** Disclaimer **
If you think this post is aimed at you, then it probably is − you know, if the shoe fits…
If you think this post isn’t related to you in any way, then it probably isn’t.
It’s all up to you, really.
I mean, seriously, you’re the BEST. You have so many amazing qualities and there really isn’t a thing I’d want to change about you.
Except maybe this. Oh, and while we’re at it, that too.
You know, now that we’ve dived into the subject, you’d also need to address this to be an even cooler person. But really, you’re so awesome.
I’m only telling you this so that from now on, you can be the most pleasing person on the planet.
People-pleasing mode: activated √
When you’re guilty of being or having been a people-pleaser, you’ve spent a considerable amount of time learning patterns that consist in muting yourself and your own wants and needs in favour of what other people want and need. It takes a lot of work to reverse this habit and unlearning said patterns can take a lifetime. To this day, I still struggle with staying in touch with what I need and want when I’m around someone I want to like me or whom I care about on some level (more on this here).
This and the fact that I’m generally very accepting of other people’s preferences and boundaries (as I think one should be!) and (arguably often too [see here]) accommodating of their needs seems to make it easy for them to share their evaluation of my qualities or lack thereof with me. Don’t get me wrong, receiving constructive feedback is a good thing and should always be welcomed IF 1. you’ve asked for it and are indeed open to suggestions (meaning you have the mind space to receive them) and 2. it is in fact constructive / healthy feedback. What I mean by that is that there’s absolutely no need to tell someone that you actually don’t like their hair colour unless they’ve specifically asked for your opinion about it.
Before I share my thoughts about anything (that concerns them) with someone, I try to ask myself the following questions:
Does sharing my opinion actually serve them or does it only serve me?
Is my opinion likely to enrich their life in any way or does it help them expand their horizons or contemplate a certain matter from another angle?
What’s my reason for telling them? Is it a purely selfish one?
Is it likely to cause them pain but nothing else?
If by the end of this process I find that sharing my opinion with someone will only make me feel better about myself but won’t be beneficial to anyone but myself, I refrain from doing so. Instead, I try to look inward in order to find out why I feel the need to share it in the first place. Oftentimes I find that my need to share is in fact rooted in my insecurities, which are trying to convince me that putting someone else down will make me feel better about myself. It’s a very childish and defensive (and automated) way of reacting, so I try not to act on the impulse*.
I’m aware that people will occasionally get hurt by my opinion, even if my (carefully chosen, hopefully) words will end up being beneficial to them and, considering that there can be no growth without pain, the pain will be worth it, so to speak. However, letting someone know you don’t approve of the way they look / dress / eat won’t make their life any better. On the contrary, depending on their personality, it may make them feel self-conscious and, if they’re recovering people-pleasers like me, it will trigger old behavioural patterns and potentially make them question their adequacy or worse, their self-worth.

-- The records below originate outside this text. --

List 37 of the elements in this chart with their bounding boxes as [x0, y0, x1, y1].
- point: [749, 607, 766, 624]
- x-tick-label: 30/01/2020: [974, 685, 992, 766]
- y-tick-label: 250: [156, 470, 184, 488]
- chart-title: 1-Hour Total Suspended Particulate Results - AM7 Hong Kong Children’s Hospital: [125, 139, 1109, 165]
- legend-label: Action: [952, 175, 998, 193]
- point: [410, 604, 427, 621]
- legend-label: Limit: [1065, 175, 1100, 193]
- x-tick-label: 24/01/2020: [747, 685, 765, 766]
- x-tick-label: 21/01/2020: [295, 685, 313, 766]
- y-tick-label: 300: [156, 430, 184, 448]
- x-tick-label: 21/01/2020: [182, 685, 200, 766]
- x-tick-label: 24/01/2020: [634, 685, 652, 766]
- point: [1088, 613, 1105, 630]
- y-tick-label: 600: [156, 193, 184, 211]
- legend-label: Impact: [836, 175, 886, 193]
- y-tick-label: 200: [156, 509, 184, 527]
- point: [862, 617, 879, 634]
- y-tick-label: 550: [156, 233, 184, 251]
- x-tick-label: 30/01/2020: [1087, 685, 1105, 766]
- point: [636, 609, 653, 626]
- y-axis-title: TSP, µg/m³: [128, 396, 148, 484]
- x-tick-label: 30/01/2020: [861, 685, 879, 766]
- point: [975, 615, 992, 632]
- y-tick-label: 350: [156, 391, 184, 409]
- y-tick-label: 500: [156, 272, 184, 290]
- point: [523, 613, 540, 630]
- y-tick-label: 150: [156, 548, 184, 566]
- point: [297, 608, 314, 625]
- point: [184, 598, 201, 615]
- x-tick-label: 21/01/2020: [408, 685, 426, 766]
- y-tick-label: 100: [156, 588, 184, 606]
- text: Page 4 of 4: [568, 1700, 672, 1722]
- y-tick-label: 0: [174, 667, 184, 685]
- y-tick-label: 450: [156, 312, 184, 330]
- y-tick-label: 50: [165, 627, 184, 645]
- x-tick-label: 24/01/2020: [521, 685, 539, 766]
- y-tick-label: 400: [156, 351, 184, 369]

Additionally, making (unsolicited) comments about other people’s choices (no matter the reason for these choices) and suggesting they ought to change some of them in order to be a more enjoyable person says a whole lot about YOU and quite little about the person whose choices you’re criticising. It doesn’t matter if your intentions are the best and purest − some things are better kept to yourself (or texted to your bestie instead, as depicted below**).
And no, not telling someone you think their glasses are ugly*** isn’t the same as being dishonest − it’s called human decency 🙃.
* I sometimes fail. But failure is a necessary stepping stone for growth, am I right?!
** My text “rants” are usually a way of processing what has happened, so it’s basically me and my main text rant buddy (you know who you are 🧡) working through my / our sh*t, so not technically rants.
*** Yes, this is based on a true story (not from my childhood years, disappointingly).